A report issued late Wedensday by Moody’s Investors Service said that Freddie Mac may face credit losses greater than its recent forecast as the mortgage and housing crisis continues to worsen. From the press statement (subscription req’d), some pretty straight shooting insofar as ratings analysts go:
Freddie Mac now expects credit losses to rise through at least 2009, equaling 11 basis points of its credit guarantee portfolio, which was the historic high in credit losses for the GSE. Factors that could lead to a downgrade of Freddie Mac’s BFSR [Bank Financial Strength Rating], subordinated debt and preferred stock ratings, include credit losses materially above its 11 basis point loss forecast … In Moody’s view, continued deterioration in the mortgage market, resulting in further decline in these books may lead to credit losses in excess of their 11 basis point loss forecast. In addition, subprime (FICO<620) loans, which total $66 billion of Freddie Mac's portfolio represent 49% of those origination years.

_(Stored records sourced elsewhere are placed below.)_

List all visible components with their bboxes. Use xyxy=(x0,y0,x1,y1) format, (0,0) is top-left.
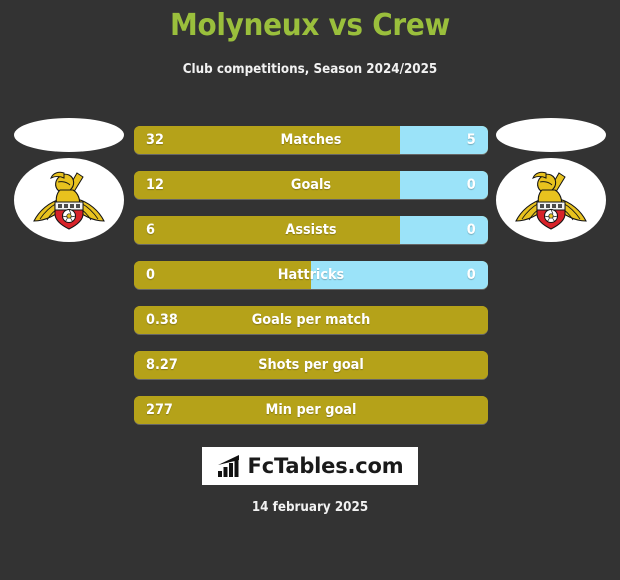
stat-away-value: 0 xyxy=(467,177,476,193)
player-left xyxy=(14,118,124,242)
player-right-photo xyxy=(496,118,606,152)
stat-row: 0.38 Goals per match xyxy=(134,306,488,334)
stat-row: 277 Min per goal xyxy=(134,396,488,424)
fctables-brand[interactable]: FcTables.com xyxy=(202,447,418,485)
stat-row: 32 Matches 5 xyxy=(134,126,488,154)
stat-comparison-card: Molyneux vs Crew Club competitions, Seas… xyxy=(0,0,620,580)
doncaster-rovers-crest-icon xyxy=(33,171,105,230)
stat-row: 8.27 Shots per goal xyxy=(134,351,488,379)
bar-chart-icon xyxy=(217,455,239,477)
player-left-club-crest xyxy=(14,158,124,242)
doncaster-rovers-crest-icon xyxy=(515,171,587,230)
stat-label: Hattricks xyxy=(277,267,345,283)
stat-label: Shots per goal xyxy=(258,357,364,373)
player-right-club-crest xyxy=(496,158,606,242)
brand-label: FcTables.com xyxy=(247,454,404,478)
stat-row: 12 Goals 0 xyxy=(134,171,488,199)
page-title: Molyneux vs Crew xyxy=(169,8,451,43)
stat-label: Goals per match xyxy=(251,312,371,328)
page-subtitle: Club competitions, Season 2024/2025 xyxy=(182,62,438,77)
stat-away-value: 5 xyxy=(467,132,476,148)
stats-list: 32 Matches 5 12 Goals 0 6 Assists 0 0 Ha… xyxy=(134,126,488,441)
stat-label: Goals xyxy=(290,177,332,193)
player-left-photo xyxy=(14,118,124,152)
stat-label: Matches xyxy=(280,132,342,148)
footer-date: 14 february 2025 xyxy=(251,500,369,515)
player-right xyxy=(496,118,606,242)
stat-label: Min per goal xyxy=(265,402,357,418)
stat-row: 0 Hattricks 0 xyxy=(134,261,488,289)
stat-row: 6 Assists 0 xyxy=(134,216,488,244)
stat-away-value: 0 xyxy=(467,267,476,283)
stat-away-value: 0 xyxy=(467,222,476,238)
stat-label: Assists xyxy=(285,222,337,238)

A reversion to a stable outlook would likely result should actual credit losses remain at or near the 11 basis points of expected levels, or profit levels offset actual credit.
Moody’s did note that increased guarantee fees should help mitigate some of the impact associated with what is expected to be historic highs in credit costs. Bloomberg covered this story as well, with Freddie Mac noting that it “stands by” its estimates given earlier this week.